Congratulations! You've successfully built and run your first federated learning system
in scikit-learn on the MNIST dataset using the new Message API.

.. note::

    Check the source code of another Flower App using ``scikit-learn`` in the `Flower
    GitHub repository
    <https://github.com/adap/flower/tree/main/examples/quickstart-sklearn-tabular>`_.
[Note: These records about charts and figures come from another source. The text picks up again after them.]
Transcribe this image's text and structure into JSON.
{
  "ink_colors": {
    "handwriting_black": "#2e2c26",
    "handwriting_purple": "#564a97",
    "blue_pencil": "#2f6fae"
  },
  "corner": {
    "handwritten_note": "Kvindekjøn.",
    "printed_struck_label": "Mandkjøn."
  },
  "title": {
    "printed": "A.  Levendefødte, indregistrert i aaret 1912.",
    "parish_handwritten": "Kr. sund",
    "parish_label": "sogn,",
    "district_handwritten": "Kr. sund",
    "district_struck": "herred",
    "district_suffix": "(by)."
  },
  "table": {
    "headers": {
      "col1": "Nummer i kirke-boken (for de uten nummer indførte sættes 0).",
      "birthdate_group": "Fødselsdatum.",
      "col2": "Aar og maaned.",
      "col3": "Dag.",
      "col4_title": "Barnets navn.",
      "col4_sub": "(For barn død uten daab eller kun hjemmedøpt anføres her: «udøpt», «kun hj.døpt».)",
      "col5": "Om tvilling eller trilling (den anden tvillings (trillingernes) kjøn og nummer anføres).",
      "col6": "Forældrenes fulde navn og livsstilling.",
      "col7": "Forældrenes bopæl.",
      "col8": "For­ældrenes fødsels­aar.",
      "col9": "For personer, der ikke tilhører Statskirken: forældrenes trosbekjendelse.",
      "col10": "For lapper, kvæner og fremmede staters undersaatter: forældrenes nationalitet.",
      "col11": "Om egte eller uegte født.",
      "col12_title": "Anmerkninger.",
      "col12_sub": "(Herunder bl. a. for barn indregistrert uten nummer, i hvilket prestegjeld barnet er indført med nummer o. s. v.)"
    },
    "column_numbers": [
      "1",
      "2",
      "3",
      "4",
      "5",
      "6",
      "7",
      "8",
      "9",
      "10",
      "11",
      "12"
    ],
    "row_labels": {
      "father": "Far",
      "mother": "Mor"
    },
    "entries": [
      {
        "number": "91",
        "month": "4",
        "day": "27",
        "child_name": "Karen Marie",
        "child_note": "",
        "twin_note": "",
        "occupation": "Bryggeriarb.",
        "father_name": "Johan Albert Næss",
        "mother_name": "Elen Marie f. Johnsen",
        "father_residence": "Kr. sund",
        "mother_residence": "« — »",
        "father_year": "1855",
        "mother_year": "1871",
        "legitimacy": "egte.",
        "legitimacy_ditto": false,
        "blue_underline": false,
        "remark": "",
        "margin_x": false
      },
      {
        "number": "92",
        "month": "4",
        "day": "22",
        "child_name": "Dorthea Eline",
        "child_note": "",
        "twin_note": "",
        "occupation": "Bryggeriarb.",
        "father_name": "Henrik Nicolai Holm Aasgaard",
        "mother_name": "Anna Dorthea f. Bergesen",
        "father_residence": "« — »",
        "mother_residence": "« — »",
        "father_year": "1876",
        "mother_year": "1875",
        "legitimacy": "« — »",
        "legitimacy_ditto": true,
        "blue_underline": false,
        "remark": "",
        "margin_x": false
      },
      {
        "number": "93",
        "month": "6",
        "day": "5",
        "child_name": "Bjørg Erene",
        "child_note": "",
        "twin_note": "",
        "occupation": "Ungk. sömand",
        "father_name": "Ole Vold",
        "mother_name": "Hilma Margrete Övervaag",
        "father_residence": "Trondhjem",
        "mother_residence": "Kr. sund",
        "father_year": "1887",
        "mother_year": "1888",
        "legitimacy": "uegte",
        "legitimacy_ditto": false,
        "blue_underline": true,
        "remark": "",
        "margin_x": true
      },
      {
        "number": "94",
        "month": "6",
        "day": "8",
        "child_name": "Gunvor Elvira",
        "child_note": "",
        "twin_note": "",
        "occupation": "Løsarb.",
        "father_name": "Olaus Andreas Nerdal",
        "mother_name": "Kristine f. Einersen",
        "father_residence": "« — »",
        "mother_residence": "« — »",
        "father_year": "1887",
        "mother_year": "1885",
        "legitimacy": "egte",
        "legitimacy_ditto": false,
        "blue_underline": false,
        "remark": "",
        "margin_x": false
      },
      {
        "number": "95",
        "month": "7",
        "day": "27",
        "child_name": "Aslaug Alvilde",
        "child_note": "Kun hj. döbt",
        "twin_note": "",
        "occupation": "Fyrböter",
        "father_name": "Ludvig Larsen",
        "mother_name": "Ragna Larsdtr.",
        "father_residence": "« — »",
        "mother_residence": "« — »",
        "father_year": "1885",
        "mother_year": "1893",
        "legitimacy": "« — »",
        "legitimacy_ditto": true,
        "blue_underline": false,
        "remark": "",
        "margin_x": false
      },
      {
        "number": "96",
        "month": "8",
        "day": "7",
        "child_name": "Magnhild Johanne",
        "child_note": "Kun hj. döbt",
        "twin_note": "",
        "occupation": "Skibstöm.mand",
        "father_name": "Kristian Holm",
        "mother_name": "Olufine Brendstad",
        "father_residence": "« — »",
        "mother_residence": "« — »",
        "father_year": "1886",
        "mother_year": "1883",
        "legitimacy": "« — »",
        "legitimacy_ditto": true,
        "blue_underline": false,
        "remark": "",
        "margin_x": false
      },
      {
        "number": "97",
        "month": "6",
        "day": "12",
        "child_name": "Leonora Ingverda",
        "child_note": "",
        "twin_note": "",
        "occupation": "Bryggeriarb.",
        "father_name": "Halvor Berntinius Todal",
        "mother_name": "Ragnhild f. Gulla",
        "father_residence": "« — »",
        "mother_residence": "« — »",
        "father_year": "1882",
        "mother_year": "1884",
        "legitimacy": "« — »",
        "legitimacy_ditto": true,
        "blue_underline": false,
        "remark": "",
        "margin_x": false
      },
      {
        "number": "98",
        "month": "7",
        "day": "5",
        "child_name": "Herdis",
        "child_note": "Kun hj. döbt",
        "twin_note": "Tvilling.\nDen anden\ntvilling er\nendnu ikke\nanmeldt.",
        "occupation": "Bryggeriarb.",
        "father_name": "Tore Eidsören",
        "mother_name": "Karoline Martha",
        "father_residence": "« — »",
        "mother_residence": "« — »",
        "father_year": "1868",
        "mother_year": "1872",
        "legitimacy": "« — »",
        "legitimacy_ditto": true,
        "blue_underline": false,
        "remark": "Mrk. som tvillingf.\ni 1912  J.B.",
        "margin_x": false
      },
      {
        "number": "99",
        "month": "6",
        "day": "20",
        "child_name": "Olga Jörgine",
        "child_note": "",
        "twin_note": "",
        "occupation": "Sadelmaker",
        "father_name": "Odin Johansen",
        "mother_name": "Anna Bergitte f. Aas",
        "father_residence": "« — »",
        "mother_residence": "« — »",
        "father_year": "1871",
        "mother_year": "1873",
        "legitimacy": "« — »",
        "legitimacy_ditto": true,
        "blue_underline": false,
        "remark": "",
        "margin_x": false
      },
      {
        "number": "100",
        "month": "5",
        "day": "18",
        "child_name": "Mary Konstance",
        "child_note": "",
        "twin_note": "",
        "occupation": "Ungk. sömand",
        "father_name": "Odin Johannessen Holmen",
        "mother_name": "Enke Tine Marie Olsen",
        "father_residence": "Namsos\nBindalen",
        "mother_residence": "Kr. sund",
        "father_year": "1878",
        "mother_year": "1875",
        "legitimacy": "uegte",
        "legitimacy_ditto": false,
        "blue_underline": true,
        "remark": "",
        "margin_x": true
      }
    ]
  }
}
.. |flowerdatasets| replace:: Flower Datasets

.. |iidpartitioner| replace:: ``IidPartitioner``

.. |logisticregression| replace:: ``LogisticRegression``

.. |otherpartitioners| replace:: other partitioners

.. |quickstart_sklearn_link| replace:: ``examples/sklearn-logreg-mnist``

.. _client: ref-api/flwr.client.Client.html#client

.. _fedavg: ref-api/flwr.server.strategy.FedAvg.html#flwr.server.strategy.FedAvg

.. _flowerdatasets: https://flower.ai/docs/datasets/

.. _iidpartitioner: https://flower.ai/docs/datasets/ref-api/flwr_datasets.partitioner.IidPartitioner.html#flwr_datasets.partitioner.IidPartitioner

.. _logisticregression: https://scikit-learn.org/stable/modules/generated/sklearn.linear_model.LogisticRegression.html

.. _otherpartitioners: https://flower.ai/docs/datasets/ref-api/flwr_datasets.partitioner.html

.. meta::
    :description: Check out this Federated Learning quickstart tutorial for using Flower with scikit-learn to train a linear regression model.